Americans began 2019 owing more than $1 trillion in credit card debt. Although the forecast initially appeared brighter, thanks to consumers repaying $38.2 billion in credit card debt during Q1 2019, poor second-quarter results nearly erased that effort. U.S. consumers added $35.6 billion in new credit card debt during the second quarter of 2019 – the largest second-quarter build-up ever. As a result, WalletHub now projects a $70 billion net increase in consumer credit card debt for 2019 overall.

Outstanding credit card debt is at the second highest point since the end of 2008, having hit an all-time high in Q4 2018 of $1032.4 billion. However, the $35.6 billion in credit card debt added during Q2 2019 is 64% higher than the Q2 2018 increase.
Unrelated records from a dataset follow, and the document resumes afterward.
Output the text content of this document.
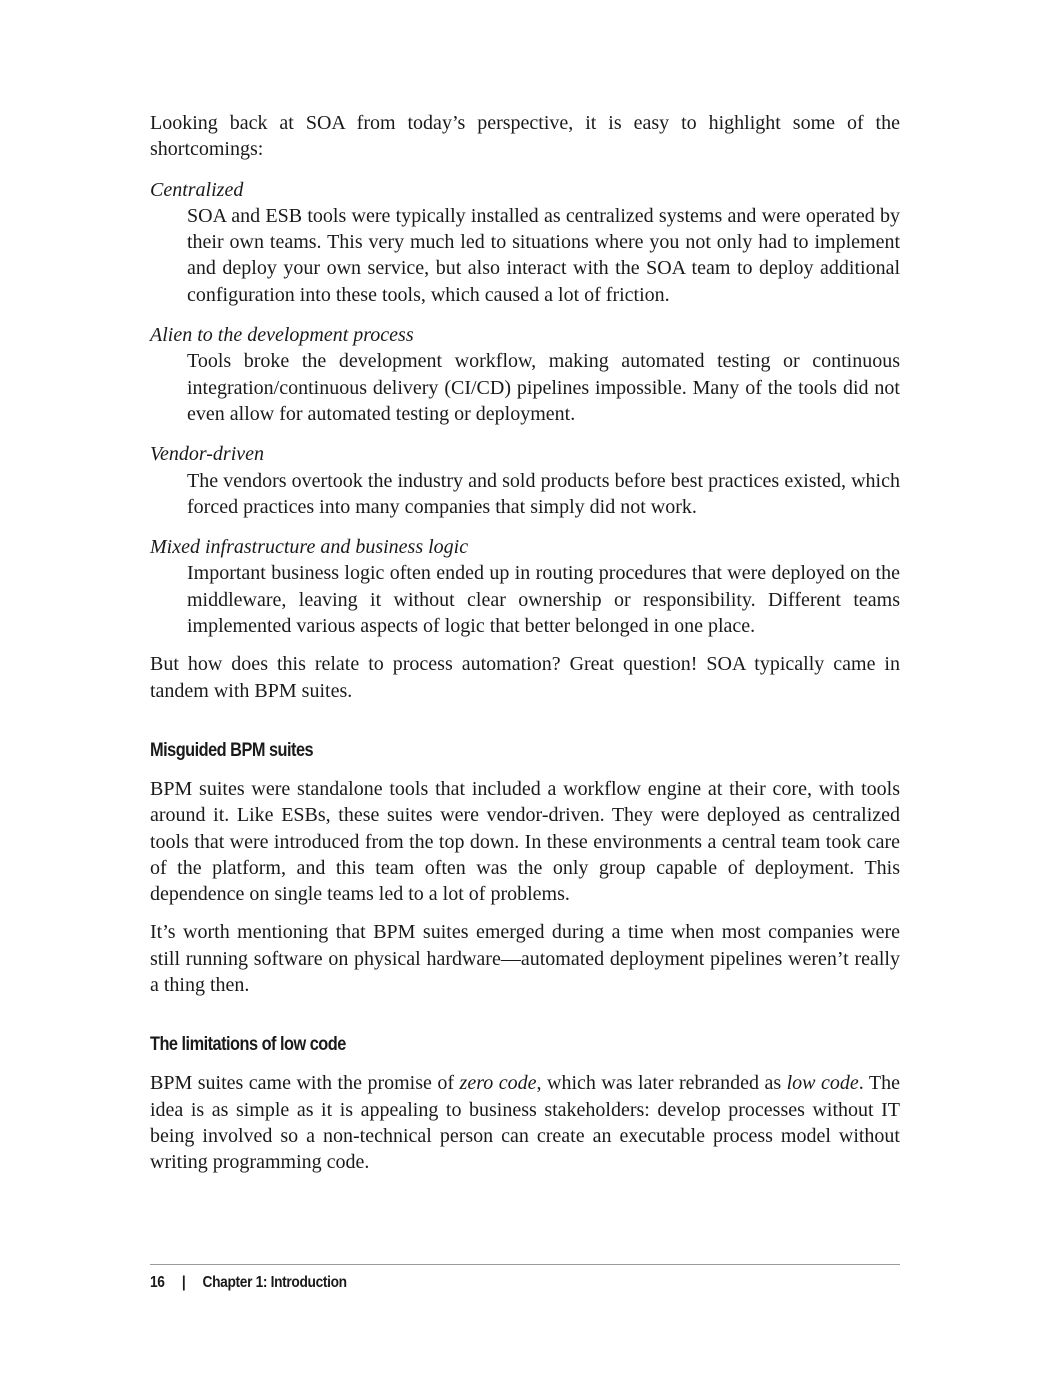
Looking back at SOA from today’s perspective, it is easy to highlight some of the shortcomings:

Centralized
SOA and ESB tools were typically installed as centralized systems and were operated by their own teams. This very much led to situations where you not only had to implement and deploy your own service, but also interact with the SOA team to deploy additional configuration into these tools, which caused a lot of friction.
Alien to the development process
Tools broke the development workflow, making automated testing or continuous integration/continuous delivery (CI/CD) pipelines impossible. Many of the tools did not even allow for automated testing or deployment.
Vendor-driven
The vendors overtook the industry and sold products before best practices existed, which forced practices into many companies that simply did not work.
Mixed infrastructure and business logic
Important business logic often ended up in routing procedures that were deployed on the middleware, leaving it without clear ownership or responsibility. Different teams implemented various aspects of logic that better belonged in one place.

But how does this relate to process automation? Great question! SOA typically came in tandem with BPM suites.

Misguided BPM suites

BPM suites were standalone tools that included a workflow engine at their core, with tools around it. Like ESBs, these suites were vendor-driven. They were deployed as centralized tools that were introduced from the top down. In these environments a central team took care of the platform, and this team often was the only group capable of deployment. This dependence on single teams led to a lot of problems.

It’s worth mentioning that BPM suites emerged during a time when most companies were still running software on physical hardware—automated deployment pipelines weren’t really a thing then.

The limitations of low code

BPM suites came with the promise of zero code, which was later rebranded as low code. The idea is as simple as it is appealing to business stakeholders: develop processes without IT being involved so a non-technical person can create an executable process model without writing programming code.

16 | Chapter 1: Introduction
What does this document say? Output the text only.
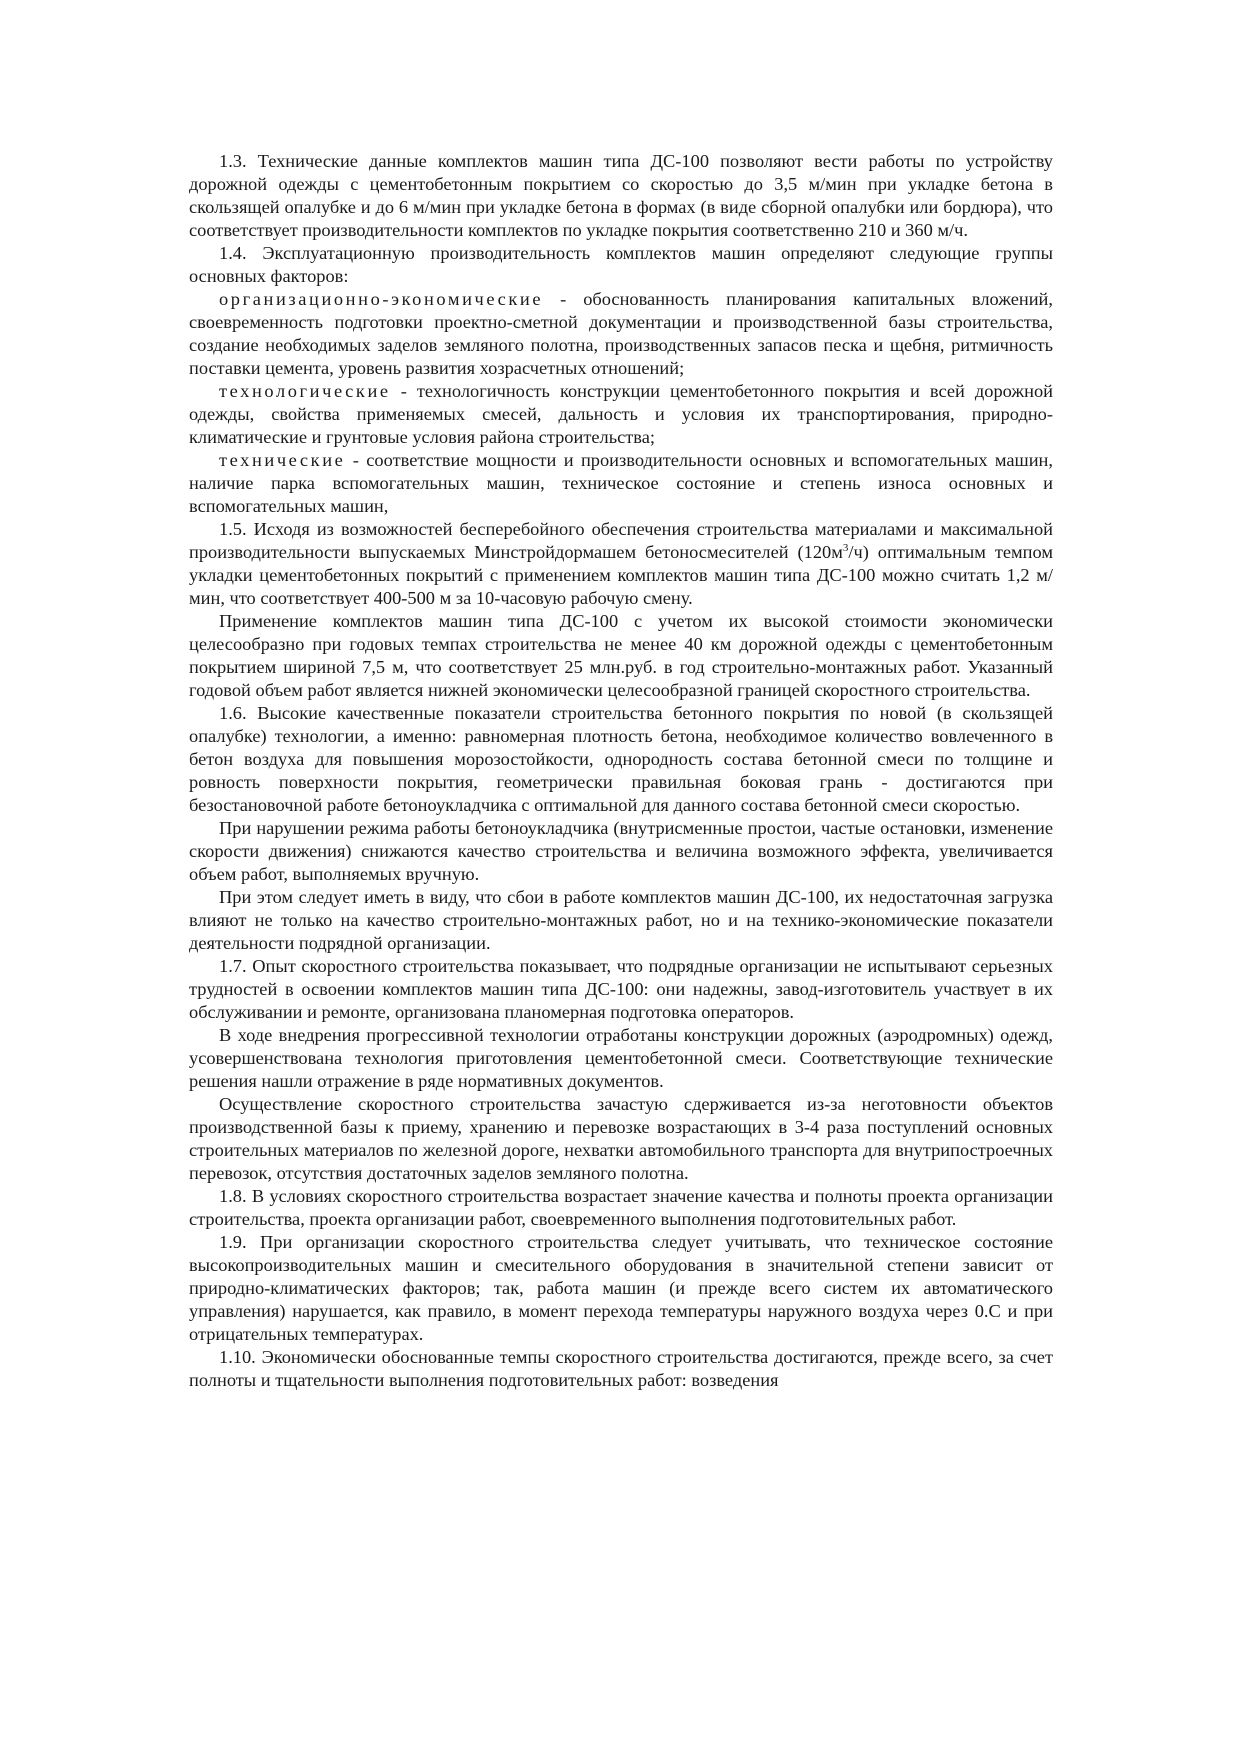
1.3. Технические данные комплектов машин типа ДС-100 позволяют вести работы по устройству дорожной одежды с цементобетонным покрытием со скоростью до 3,5 м/мин при укладке бетона в скользящей опалубке и до 6 м/мин при укладке бетона в формах (в виде сборной опалубки или бордюра), что соответствует производительности комплектов по укладке покрытия соответственно 210 и 360 м/ч.

1.4. Эксплуатационную производительность комплектов машин определяют следующие группы основных факторов:

организационно-экономические - обоснованность планирования капитальных вложений, своевременность подготовки проектно-сметной документации и производственной базы строительства, создание необходимых заделов земляного полотна, производственных запасов песка и щебня, ритмичность поставки цемента, уровень развития хозрасчетных отношений;

технологические - технологичность конструкции цементобетонного покрытия и всей дорожной одежды, свойства применяемых смесей, дальность и условия их транспортирования, природно-климатические и грунтовые условия района строительства;

технические - соответствие мощности и производительности основных и вспомогательных машин, наличие парка вспомогательных машин, техническое состояние и степень износа основных и вспомогательных машин,

1.5. Исходя из возможностей бесперебойного обеспечения строительства материалами и максимальной производительности выпускаемых Минстройдормашем бетоносмесителей $(120м^3/ч)$ оптимальным темпом укладки цементобетонных покрытий с применением комплектов машин типа ДС-100 можно считать 1,2 м/мин, что соответствует 400-500 м за 10-часовую рабочую смену.

Применение комплектов машин типа ДС-100 с учетом их высокой стоимости экономически целесообразно при годовых темпах строительства не менее 40 км дорожной одежды с цементобетонным покрытием шириной 7,5 м, что соответствует 25 млн.руб. в год строительно-монтажных работ. Указанный годовой объем работ является нижней экономически целесообразной границей скоростного строительства.

1.6. Высокие качественные показатели строительства бетонного покрытия по новой (в скользящей опалубке) технологии, а именно: равномерная плотность бетона, необходимое количество вовлеченного в бетон воздуха для повышения морозостойкости, однородность состава бетонной смеси по толщине и ровность поверхности покрытия, геометрически правильная боковая грань - достигаются при безостановочной работе бетоноукладчика с оптимальной для данного состава бетонной смеси скоростью.

При нарушении режима работы бетоноукладчика (внутрисменные простои, частые остановки, изменение скорости движения) снижаются качество строительства и величина возможного эффекта, увеличивается объем работ, выполняемых вручную.

При этом следует иметь в виду, что сбои в работе комплектов машин ДС-100, их недостаточная загрузка влияют не только на качество строительно-монтажных работ, но и на технико-экономические показатели деятельности подрядной организации.

1.7. Опыт скоростного строительства показывает, что подрядные организации не испытывают серьезных трудностей в освоении комплектов машин типа ДС-100: они надежны, завод-изготовитель участвует в их обслуживании и ремонте, организована планомерная подготовка операторов.

В ходе внедрения прогрессивной технологии отработаны конструкции дорожных (аэродромных) одежд, усовершенствована технология приготовления цементобетонной смеси. Соответствующие технические решения нашли отражение в ряде нормативных документов.

Осуществление скоростного строительства зачастую сдерживается из-за неготовности объектов производственной базы к приему, хранению и перевозке возрастающих в 3-4 раза поступлений основных строительных материалов по железной дороге, нехватки автомобильного транспорта для внутрипостроечных перевозок, отсутствия достаточных заделов земляного полотна.

1.8. В условиях скоростного строительства возрастает значение качества и полноты проекта организации строительства, проекта организации работ, своевременного выполнения подготовительных работ.

1.9. При организации скоростного строительства следует учитывать, что техническое состояние высокопроизводительных машин и смесительного оборудования в значительной степени зависит от природно-климатических факторов; так, работа машин (и прежде всего систем их автоматического управления) нарушается, как правило, в момент перехода температуры наружного воздуха через 0.С и при отрицательных температурах.

1.10. Экономически обоснованные темпы скоростного строительства достигаются, прежде всего, за счет полноты и тщательности выполнения подготовительных работ: возведения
The U.S. ended 2018 with $66.5 billion in new credit card debt, and WalletHub projects a $70 billion increase in 2019. Since the end of the Great Recession, consumer performance has regressed on a year-over-year basis in 6 of every 10 quarters.

The average household’s credit card balance, at $8,602, is $1,519 below WalletHub’s projected breaking point. The five states with the highest total credit card debit are California, Texas, Florida, New York and Illinois. The states with the lowest total credit card debit are Vermont, Wyoming, North Dakota, South Dakota, and Delaware. The states with the highest household debit were: Alaska, Hawaii, Virginia, California, and Maryland, whereas the five lowest states were: Iowa, Vermont, Wisconsin, North Dakota, and Maine.

WalletHub’s quarterly credit card debt studies are based on analysis of the latest data on consumers’ finances available from TransUnion as well as the Federal Reserve. Quarterly changes in credit card debt levels include both the total amount outstanding and charged-off debt that is no longer on credit card companies’ books but consumers continue to owe.